Cambuzat: Im Sinne von „Neuland zu betreten und die Grenzen des Möglichen zu verschieben“ – so gesehen bin ich wohl experimentell. Für mich ist das Wort „experimentell“ aber keine musikalische Kategorie, sondern eher ein Ausdruck dafür, wie ich mit der Musik umgehe und dass ich dem Leben allgemein mit Neugierde begegne. Am Anfang war die Musik von Ulan Bator sehr rau, heute ist sie bunter, farbiger. Das Leben ist dann interessant, wenn es eine Entwicklung gibt. Das Gleiche gilt für die Musik. Ich experimentiere noch immer, wahrscheinlich sogar mehr denn je, aber eben auf andere Art, weil ich andere, neue Instrumente und Aufnahmetechniken benutze. Aber statt „experimentell“ genannt zu werden, würde ich es lieber haben, wenn die Musik von Ulan Bator als eigenständig und authentisch angesehen würde.

eclipsed: Du hast bereits mit Faust und Michael Gira von den Swans zusammengearbeitet. Welche Erfahrungen hast du da gemacht?

Cambuzat: Michael Gira hat unser Album „Ego: Echo“ produziert und auf seinem Label Young God Records veröffentlicht. Ich persönlich habe viel von ihm über die Arbeit im Studio gelernt, speziell, was die Produktion und das Arrangement betrifft. Er ist ein toller Produzent mit klaren Vorstellungen. Die Zusammenarbeit mit Faust begann 1996, als wir an unserem dritten Album „Végétale“ arbeiteten. Als wir Péron und Diermaier trafen, begannen wir zunächst unter dem Namen Collectif Met(z) live zu spielen. Meine Zusammenarbeit mit Péron und Diermaier dauert bis heute an. Ich habe Gitarren und Keyboards für die Faust-Alben „C’est Com … Com … Compliqué“ und „Disconnected“ aufgenommen, auch für diverse Live-Projekte.

eclipsed: Dein langjähriger musikalischer Partner Olivier Manchion, mit dem du 1993 Ulan Bator gegründet hast, verließ die Band 2001. Was hast du damals gefühlt?

Cambuzat: Er hat sich nach der Tour zu „Ego: Echo“ entschlossen, die Band zu verlassen, um sich ganz seinem Privatleben zu widmen. Er ist ein wirklich toller Bassist.

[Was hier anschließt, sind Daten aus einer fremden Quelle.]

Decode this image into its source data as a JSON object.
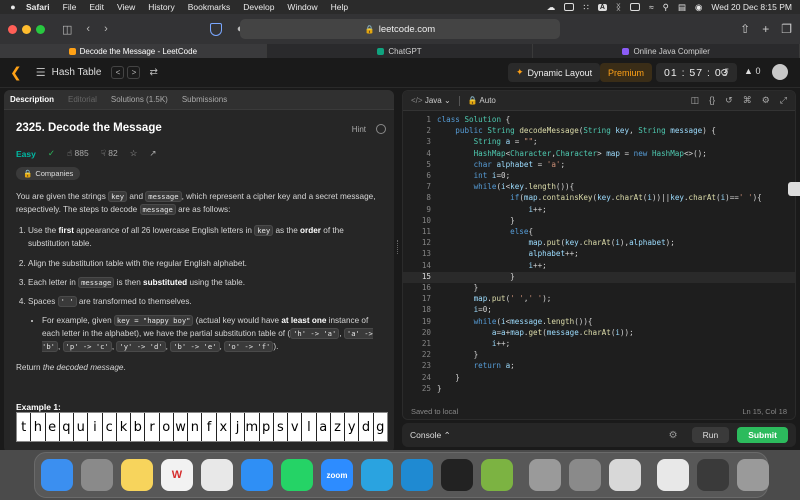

Gerade am Anfang haben wir uns wechselseitig vermisst, weniger als Musiker, sondern eher als Freunde. Aber ich habe andere gute Musiker gefunden, die mich seither begleiten. Ich muss aber sagen, dass die wirkliche Entwicklung, die Revolution unserer Musik durch die neue Technik und Software ermöglicht wird. Das erlaubt mir, die Dinge zu tun, die ich wirklich tun will und die noch vor 15 Jahren überhaupt nicht möglich waren. Ich startete meine Musikerkarriere mit analogem Equipment und muss zugeben, dass Computer mir sehr helfen, nicht nur beim Komponieren und Aufnehmen, sie reduzieren auch die Kosten deutlich.